Rio’s new coal chief sees commodity recovery in the ‘very’ far distance

Rio’s new coal chief sees commodity recovery in the ‘very’ far distance

Rio Tinto’s newly appointed coal boss, Jean-Sébastien Jacques. (Image courtesy of Rio Tinto)

Rio Tinto’s (LON:RIO) newly appointed coal boss, Jean-Sébastien Jacques, says it will be at least three or four years before thermal coal prices recover.

Jacques, who was named as the company’s new coal leader in February when Rio revealed plans to combine its copper and coal divisions to cut costs, told The Australian Financial Review he expected the sector to undergo longer price pain than anticipated.

"In coal we have to be ready that we have multiple years, it could be even three or four years, before we see an inflection point," Jacques was quoted as saying. “There will be volatility, don't get me wrong; but where you say, 'Well there is a real step change' – that won't be in the short term."

Jacques added his main priority since taking over the job from Harry Kenyon-Slaney eight weeks ago is to ensure Rio’s coal mines remained free-cash-flow-positive, amid what he called “a very challenging environment”.

Rio’s new coal chief sees commodity recovery in the ‘very’ far distance

Thermal coal prices is trading at six-year lows levels. (Click to enlarge)

Thermal coal prices are currently down to six-year lows of around US$63 a tonne, far from the US$150 per tonne the commodity was fetching in 2011.

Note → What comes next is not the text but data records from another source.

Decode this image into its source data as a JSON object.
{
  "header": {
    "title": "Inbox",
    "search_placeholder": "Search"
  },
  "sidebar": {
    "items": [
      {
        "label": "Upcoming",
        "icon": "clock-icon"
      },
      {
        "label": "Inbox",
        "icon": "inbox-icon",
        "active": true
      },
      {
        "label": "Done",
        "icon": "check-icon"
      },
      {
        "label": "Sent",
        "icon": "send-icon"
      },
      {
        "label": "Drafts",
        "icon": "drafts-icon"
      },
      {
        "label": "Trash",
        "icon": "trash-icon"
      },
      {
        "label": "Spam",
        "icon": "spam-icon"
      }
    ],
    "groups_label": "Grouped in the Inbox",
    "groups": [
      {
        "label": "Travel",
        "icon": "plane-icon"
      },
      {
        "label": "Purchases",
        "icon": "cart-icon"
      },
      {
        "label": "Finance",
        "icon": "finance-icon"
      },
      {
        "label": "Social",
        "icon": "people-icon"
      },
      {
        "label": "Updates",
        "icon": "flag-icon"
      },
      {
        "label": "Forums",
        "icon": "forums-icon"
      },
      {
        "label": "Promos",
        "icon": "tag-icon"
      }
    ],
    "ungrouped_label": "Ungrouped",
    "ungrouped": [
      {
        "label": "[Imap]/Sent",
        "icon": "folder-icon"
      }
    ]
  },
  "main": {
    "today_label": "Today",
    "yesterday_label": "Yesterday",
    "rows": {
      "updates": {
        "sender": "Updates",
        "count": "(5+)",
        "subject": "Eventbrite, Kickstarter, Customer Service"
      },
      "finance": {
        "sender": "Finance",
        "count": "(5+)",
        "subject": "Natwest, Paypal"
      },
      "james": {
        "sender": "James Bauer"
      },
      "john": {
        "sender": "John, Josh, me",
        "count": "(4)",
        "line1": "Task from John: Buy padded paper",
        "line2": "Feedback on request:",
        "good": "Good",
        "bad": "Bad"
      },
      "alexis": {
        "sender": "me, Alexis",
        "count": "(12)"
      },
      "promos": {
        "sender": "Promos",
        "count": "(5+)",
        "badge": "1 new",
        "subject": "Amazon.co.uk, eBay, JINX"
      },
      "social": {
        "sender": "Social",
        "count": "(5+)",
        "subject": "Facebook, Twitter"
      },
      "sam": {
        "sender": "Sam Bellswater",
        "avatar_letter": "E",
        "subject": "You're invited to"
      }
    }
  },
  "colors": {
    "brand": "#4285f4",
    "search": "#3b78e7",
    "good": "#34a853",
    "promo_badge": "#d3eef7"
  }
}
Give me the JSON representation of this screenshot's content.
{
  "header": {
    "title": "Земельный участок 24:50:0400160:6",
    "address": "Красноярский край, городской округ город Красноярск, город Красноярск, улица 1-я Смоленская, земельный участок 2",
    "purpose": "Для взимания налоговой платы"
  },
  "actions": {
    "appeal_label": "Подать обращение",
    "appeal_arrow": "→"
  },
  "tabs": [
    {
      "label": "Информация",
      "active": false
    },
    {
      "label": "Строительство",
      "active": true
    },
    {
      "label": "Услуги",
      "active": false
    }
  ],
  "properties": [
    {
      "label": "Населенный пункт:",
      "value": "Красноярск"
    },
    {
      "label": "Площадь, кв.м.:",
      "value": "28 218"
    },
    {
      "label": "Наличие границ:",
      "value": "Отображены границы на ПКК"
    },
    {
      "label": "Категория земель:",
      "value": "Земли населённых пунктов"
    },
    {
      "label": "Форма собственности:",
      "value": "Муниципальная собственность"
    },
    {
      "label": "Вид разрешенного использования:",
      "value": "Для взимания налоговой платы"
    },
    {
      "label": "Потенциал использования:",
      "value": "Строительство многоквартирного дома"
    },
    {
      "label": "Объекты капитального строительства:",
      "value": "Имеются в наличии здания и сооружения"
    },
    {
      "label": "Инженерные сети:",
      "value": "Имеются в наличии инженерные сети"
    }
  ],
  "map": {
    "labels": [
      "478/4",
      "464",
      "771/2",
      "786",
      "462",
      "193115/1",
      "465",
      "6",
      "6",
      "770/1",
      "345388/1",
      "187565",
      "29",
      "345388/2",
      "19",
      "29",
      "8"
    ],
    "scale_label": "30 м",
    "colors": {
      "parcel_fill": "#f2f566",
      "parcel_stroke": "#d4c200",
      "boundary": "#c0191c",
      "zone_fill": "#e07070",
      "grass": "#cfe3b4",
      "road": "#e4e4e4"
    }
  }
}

Analysts estimate around a fifth of the thermal coal industry is losing money based on current prices — a position that is usually unsustainable in commodity markets.

“When you are that far into the cost curve, the downside is pretty limited,” Tom Price, commodities strategist at Morgan Stanley, said in a March note. “Price buoyancy is already indicating that this is the case.”

And while there is talk of supply cuts and rising Indian demand, China continues to be the main factor to tip the seaborne thermal coal market one side of the other.

Late last year, Beijing introduced a series of measures to help protect its domestic coal mines from competition and reduce pollution at the same time.